Tuesday, October 7, 2025

#4 Miles of the Journey Through the Rapids of Cancer

 Adjusting from the role of work hard, play hard, to the more sedate role of cancer patient has been a chore. But I am doing it.  I put God in charge of all this, and my role is just to adjust to His will for my life; Obey.  

I do walk most mornings, over an hour sometimes, but I take time to stop and pray every 20 minutes or so, at a spot where I  have prayed for so many other people over the years.  The October mornings are perfect for this out in the quiet woods.  

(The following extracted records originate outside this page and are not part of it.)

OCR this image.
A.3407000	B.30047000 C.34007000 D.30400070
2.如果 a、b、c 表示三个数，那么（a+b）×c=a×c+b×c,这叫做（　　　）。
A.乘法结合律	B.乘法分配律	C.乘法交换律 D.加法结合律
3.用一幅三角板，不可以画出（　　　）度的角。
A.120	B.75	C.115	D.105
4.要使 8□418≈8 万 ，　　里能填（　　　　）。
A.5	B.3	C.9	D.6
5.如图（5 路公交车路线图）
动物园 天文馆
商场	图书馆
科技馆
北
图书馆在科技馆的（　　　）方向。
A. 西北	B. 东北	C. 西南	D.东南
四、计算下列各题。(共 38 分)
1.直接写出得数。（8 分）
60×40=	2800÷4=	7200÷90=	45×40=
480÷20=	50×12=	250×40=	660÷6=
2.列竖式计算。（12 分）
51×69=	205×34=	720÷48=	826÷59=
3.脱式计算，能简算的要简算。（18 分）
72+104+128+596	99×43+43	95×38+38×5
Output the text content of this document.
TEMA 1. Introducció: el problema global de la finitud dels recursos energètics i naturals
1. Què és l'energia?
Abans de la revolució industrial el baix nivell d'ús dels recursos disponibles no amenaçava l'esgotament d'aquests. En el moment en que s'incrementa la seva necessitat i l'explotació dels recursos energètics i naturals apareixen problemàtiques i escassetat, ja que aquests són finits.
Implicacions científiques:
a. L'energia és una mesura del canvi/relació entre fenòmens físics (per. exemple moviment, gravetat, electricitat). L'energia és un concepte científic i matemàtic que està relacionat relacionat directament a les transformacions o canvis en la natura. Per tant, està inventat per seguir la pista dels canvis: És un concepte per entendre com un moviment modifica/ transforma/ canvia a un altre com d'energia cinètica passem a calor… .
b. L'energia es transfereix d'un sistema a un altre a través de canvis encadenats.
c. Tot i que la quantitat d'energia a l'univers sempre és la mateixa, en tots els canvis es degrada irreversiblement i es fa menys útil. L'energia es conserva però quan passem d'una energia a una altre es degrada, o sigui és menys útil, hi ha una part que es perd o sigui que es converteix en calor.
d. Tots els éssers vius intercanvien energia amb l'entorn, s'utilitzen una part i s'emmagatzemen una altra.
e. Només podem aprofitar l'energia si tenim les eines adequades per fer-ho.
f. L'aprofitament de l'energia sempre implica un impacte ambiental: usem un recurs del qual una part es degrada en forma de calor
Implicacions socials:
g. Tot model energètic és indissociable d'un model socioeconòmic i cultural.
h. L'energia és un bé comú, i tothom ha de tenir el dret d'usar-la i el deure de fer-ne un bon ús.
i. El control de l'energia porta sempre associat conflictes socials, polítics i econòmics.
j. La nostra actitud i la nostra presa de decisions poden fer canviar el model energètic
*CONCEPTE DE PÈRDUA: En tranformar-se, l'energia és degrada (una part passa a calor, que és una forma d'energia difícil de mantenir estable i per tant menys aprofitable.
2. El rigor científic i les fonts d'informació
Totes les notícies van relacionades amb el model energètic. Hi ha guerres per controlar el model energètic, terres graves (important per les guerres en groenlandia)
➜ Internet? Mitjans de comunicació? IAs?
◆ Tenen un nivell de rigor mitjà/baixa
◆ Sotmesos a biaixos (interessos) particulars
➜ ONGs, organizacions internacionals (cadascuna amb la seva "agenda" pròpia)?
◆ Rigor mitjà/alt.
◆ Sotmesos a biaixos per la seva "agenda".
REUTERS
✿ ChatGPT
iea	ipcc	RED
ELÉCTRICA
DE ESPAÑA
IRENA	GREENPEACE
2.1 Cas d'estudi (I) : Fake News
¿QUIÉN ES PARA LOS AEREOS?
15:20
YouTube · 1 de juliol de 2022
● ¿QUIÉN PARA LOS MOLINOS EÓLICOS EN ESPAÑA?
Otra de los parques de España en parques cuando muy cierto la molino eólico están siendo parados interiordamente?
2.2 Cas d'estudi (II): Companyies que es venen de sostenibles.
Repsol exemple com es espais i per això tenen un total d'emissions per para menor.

I pray more, I rest more.  I have more faith.  I am closer to God, and I can face death without remorse if it comes.  I am ready.  I have been ready to go home.   My only regret would be the heartache I would leave my family.  But I have given them to God as well and He will be with them if death comes.  I am blessed. Amen.

Friday, October 3, 2025

#3 Miles of the Journey Through the Rapids of Cancer

 A week done of therapy.  So far so good. No noticeable side effects.  It is a change in direction in my miles of the journey.  This weekend is to be the half ironman I came close to entering and, in fact, booked reservations for.  Knowing what I know now, or perhaps because of what I have experienced, it doesn't seem as  interesting anymore. I can't quite describe the non-caring for something I was so passionate about. 

A month of downtime and seeing all the other sick and ill people, the many struggles, many worse than mine, the loved ones giving chunks of their lives in care for loved ones.  There are some amazing, suffering, giving, loving people, doing heroic things with no crowd, no "you're an ironman," just doing the right thing quietly without applause.  

There are so many stories out there, in the clinics and hopitals, many more, more terrible, more varied, than you will hear from participants on the race course.  This is not taking anything away for the effort and sacrifice of ironman participants at all, but there is that other ironman world of the sick and infirm and dedicated and committed people taking care of them.   Thank you God for these fine souls.